This publication will presented at the 2022 Global Platform for Disaster Risk Reduction (GP2022) in Bali, Indonesia. IRDR young scientists contributed to the cases to address the role of science and technology in local DRR practice.
In a complex and changing global risk landscape in which extreme hydro-meteorological events are on the rise, and vulnerabilities and disasters such as the COVID-19 pandemic occur simultaneously with other hazards, there is a danger that development trends and gains will be reversed. Governments worldwide must therefore urgently translate their global commitments into action by improving their national strategies and policies and enabling more effective and impactful change at the local level.
The Sendai Framework for Disaster Risk Reduction attempts to guide national governments by providing a global roadmap for reducing risk and achieving sustainable development. It operates alongside other intergovernmental frameworks such as the 2030 Agenda for Sustainable Development and the Paris Agreement on Climate Change. National and local DRR strategies and policies, as called for in the Sendai Framework Global Target E, depend on knowledge for informed and effective decision-making and integrated action.

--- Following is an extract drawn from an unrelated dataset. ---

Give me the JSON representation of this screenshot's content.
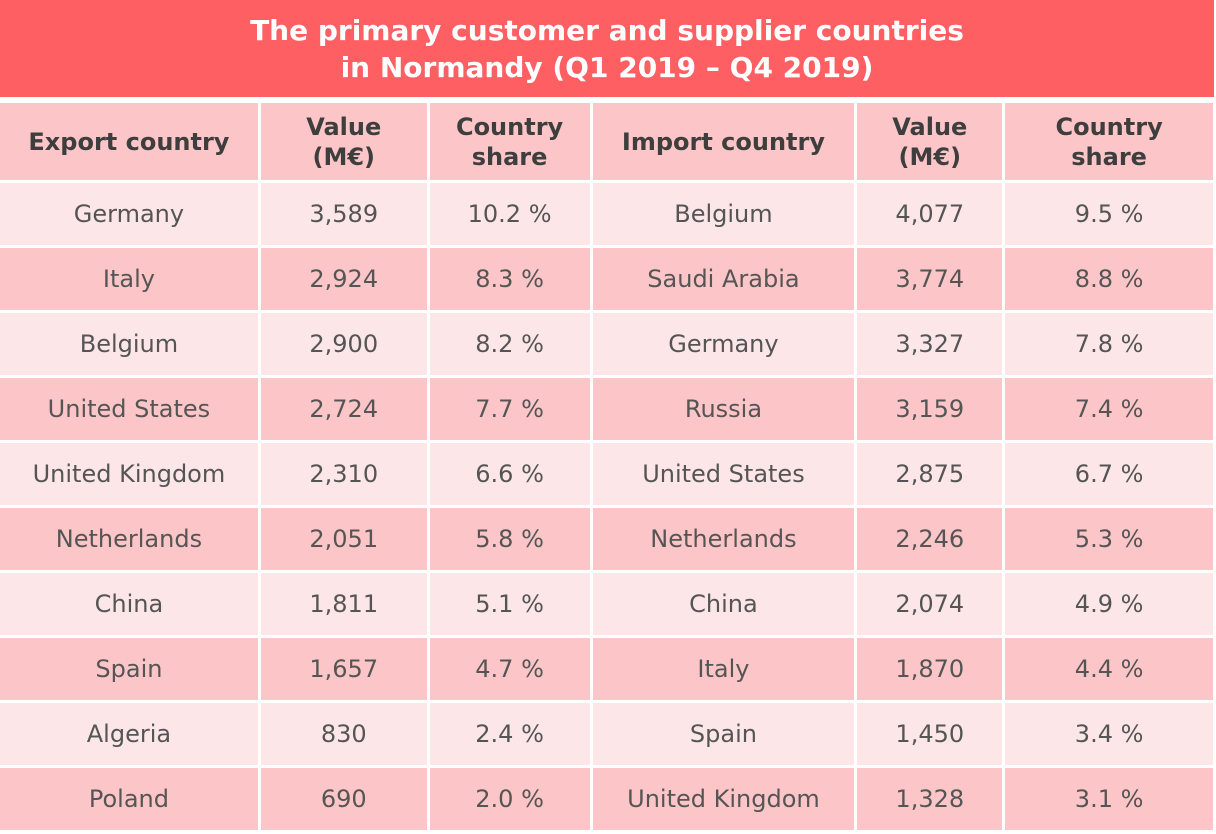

The processes of risk creation interweave across space and time but are driven by development choices and are therefore amenable to policy change and local action. Ensuring inclusive risk reduction at local and national scales is therefore key to achieving tangible progress on targets set out in the Sendai Framework. Whether a hazard turns into a disaster or not depends on both socio-economic and geographical conditions. Local governments should be equipped with the best knowledge of local conditions and needs, and thus have a key responsibility for reducing disaster risk to protect the lives and livelihoods of local populations and secure development gains. In the case of emergencies, they have a central role in providing response and recovery mechanisms.
Even though a large body of disaster-related research dealing with both drivers and consequences has been produced over recent decades – and despite an increased recognition of the centrality of this research in supporting strategies for disaster risk management – there continue to be significant gaps in the co-design and application of knowledge for action. This is due not only to an insufficient uptake of science into DRR management and implementation, but also to inadequate engagement between scientists and practitioners: there is a lack of mechanisms and incentives to facilitate such an exchange. Narrowing the gap between knowledge and local action must therefore be a key priority for the Mid-term Review of the Sendai Framework.